# History of the Evangelical Movement in America



## cih1355 (Feb 16, 2009)

Yesterday, I finished reading the book, _The American Evangelical Story_, by Douglas Sweeney. He says that evangelicals are a movement of orthodox Protestants with an eighteenth-century twist. He says that the evangelical movement emerged from the Great Awakening. I think it was a good book. Has anyone else read it?


----------



## SolaScriptura (Feb 16, 2009)

Never heard of it.


----------



## tgoerz (Mar 1, 2009)

Sweeney is professor of church history at Trinity(Deerfield).
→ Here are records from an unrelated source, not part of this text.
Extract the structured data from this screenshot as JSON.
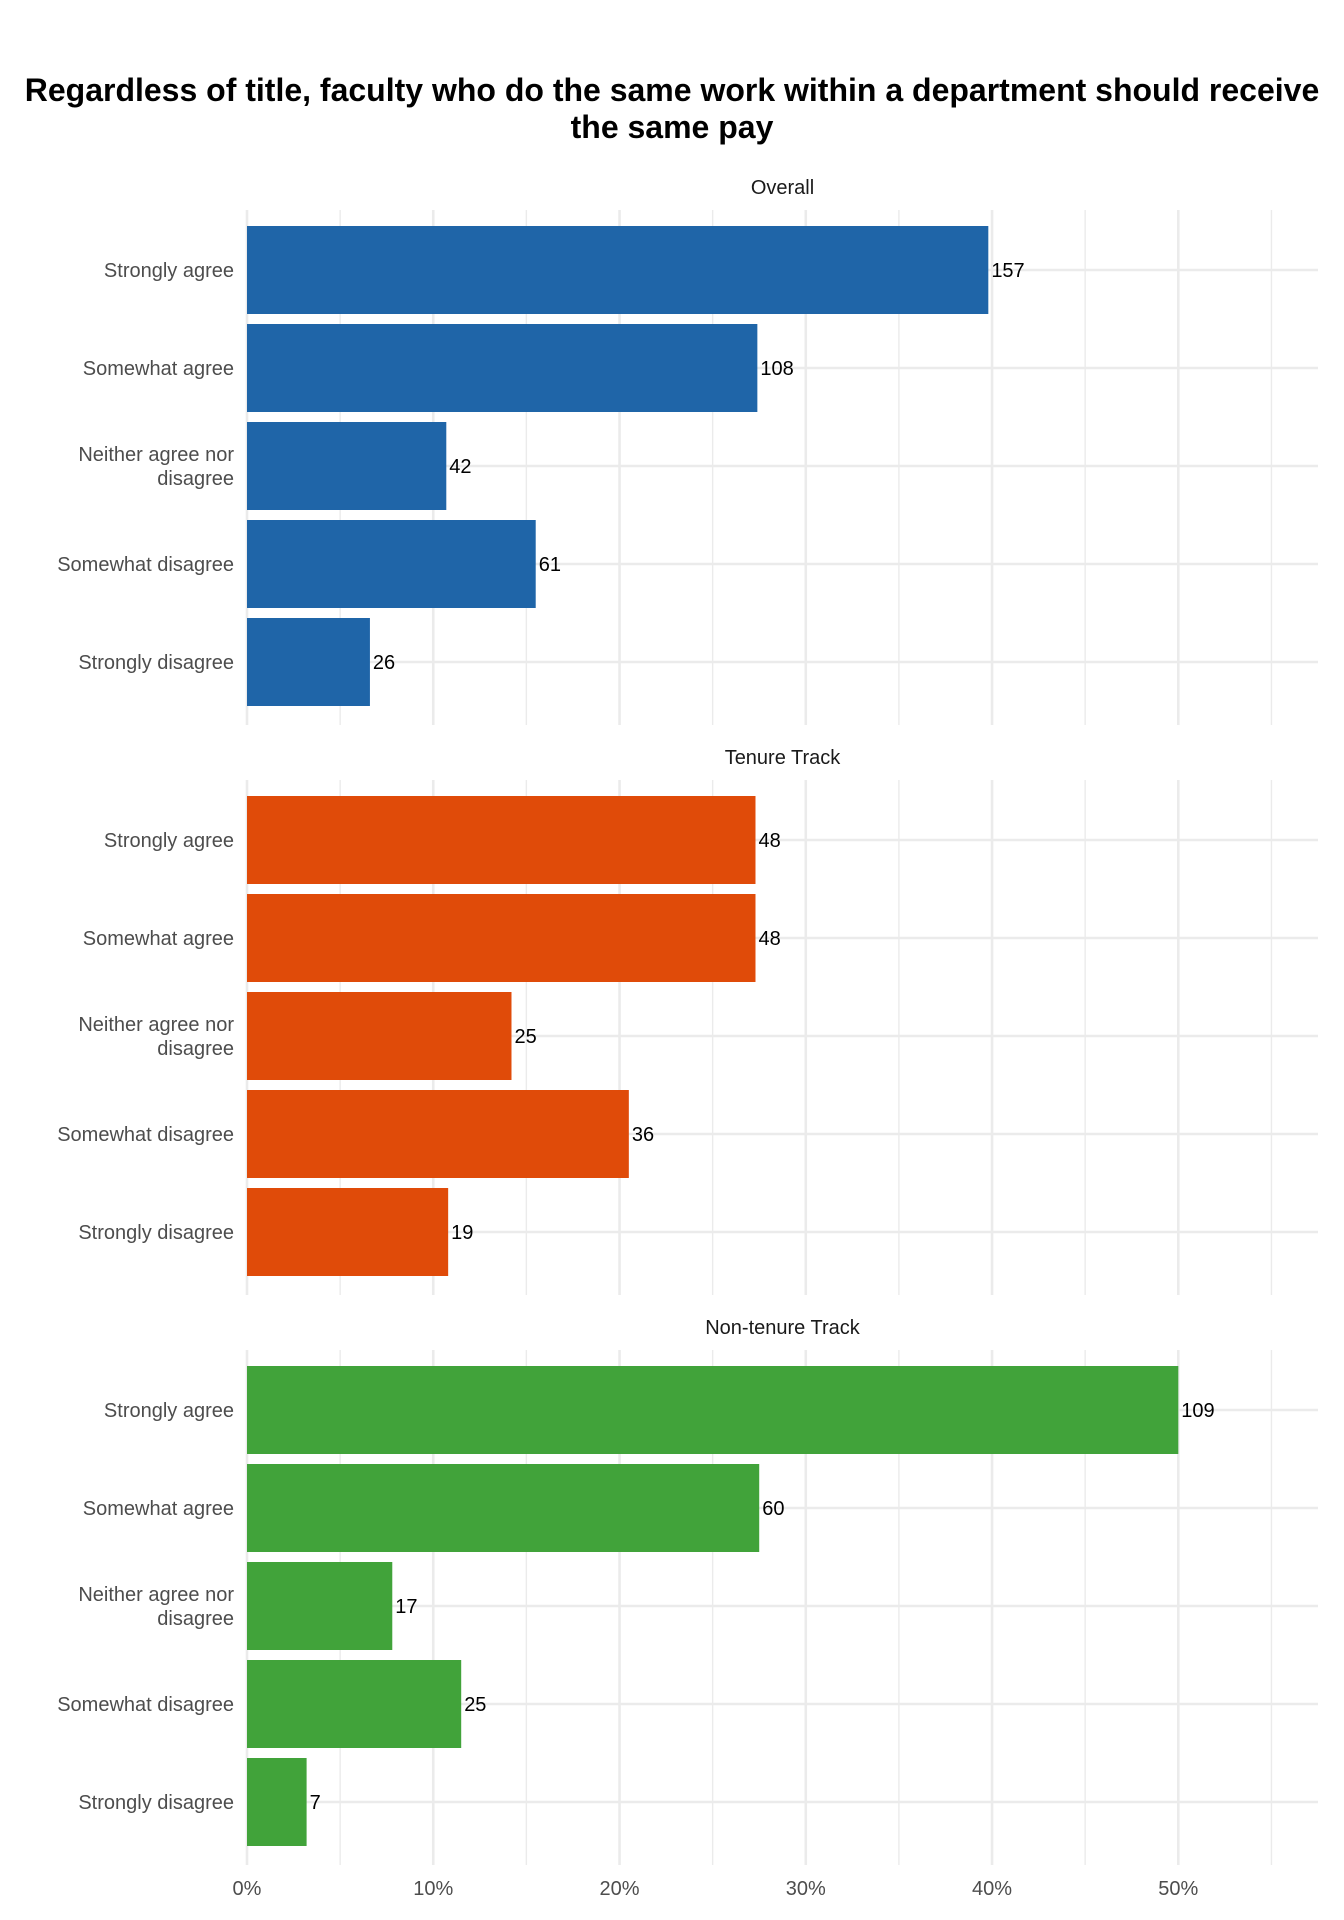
{
  "chart_data": {
    "type": "bar",
    "orientation": "horizontal",
    "title": "Regardless of title, faculty who do the same work within a department should receive the same pay",
    "xlabel": "",
    "ylabel": "",
    "x_axis": {
      "range": [
        0,
        0.575
      ],
      "ticks": [
        0,
        0.1,
        0.2,
        0.3,
        0.4,
        0.5
      ],
      "tick_labels": [
        "0%",
        "10%",
        "20%",
        "30%",
        "40%",
        "50%"
      ]
    },
    "grid": true,
    "legend": "none",
    "categories": [
      "Strongly agree",
      "Somewhat agree",
      "Neither agree nor disagree",
      "Somewhat disagree",
      "Strongly disagree"
    ],
    "category_label_lines": [
      [
        "Strongly agree"
      ],
      [
        "Somewhat agree"
      ],
      [
        "Neither agree nor",
        "disagree"
      ],
      [
        "Somewhat disagree"
      ],
      [
        "Strongly disagree"
      ]
    ],
    "facets": [
      {
        "name": "Overall",
        "color": "#1f65a8",
        "counts": [
          157,
          108,
          42,
          61,
          26
        ],
        "shares": [
          0.398,
          0.274,
          0.107,
          0.155,
          0.066
        ]
      },
      {
        "name": "Tenure Track",
        "color": "#e04b09",
        "counts": [
          48,
          48,
          25,
          36,
          19
        ],
        "shares": [
          0.273,
          0.273,
          0.142,
          0.205,
          0.108
        ]
      },
      {
        "name": "Non-tenure Track",
        "color": "#41a33a",
        "counts": [
          109,
          60,
          17,
          25,
          7
        ],
        "shares": [
          0.5,
          0.275,
          0.078,
          0.115,
          0.032
        ]
      }
    ]
  }
}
He has contributed heavily to the Jonathan Edwards project at Yale.

He co-edited...The Sermons of Jonathan Edwards: A Reader (Yale University Press); the author of Nathaniel Taylor, New Haven Theology, and the Legacy of Jonathan Edwards (Oxford University Press); the editor of Jonathan Edwards's "Miscellanies" Nos. 1153-1360, The Works of Jonathan Edwards, vol. 23 (Yale University Press); the coeditor of Jonathan Edwards at Home and Abroad: Historical Memories, Cultural Movements, Global Horizons (University of South Carolina Press); the author of The American Evangelical Story: A History of the Movement (Baker Academic); the coeditor of The New England Theology: From Jonathan Edwards to Edwards Amasa Park (Baker Academic); and the author of Jonathan Edwards and the Ministry of the Word (InterVarsity Press).


----------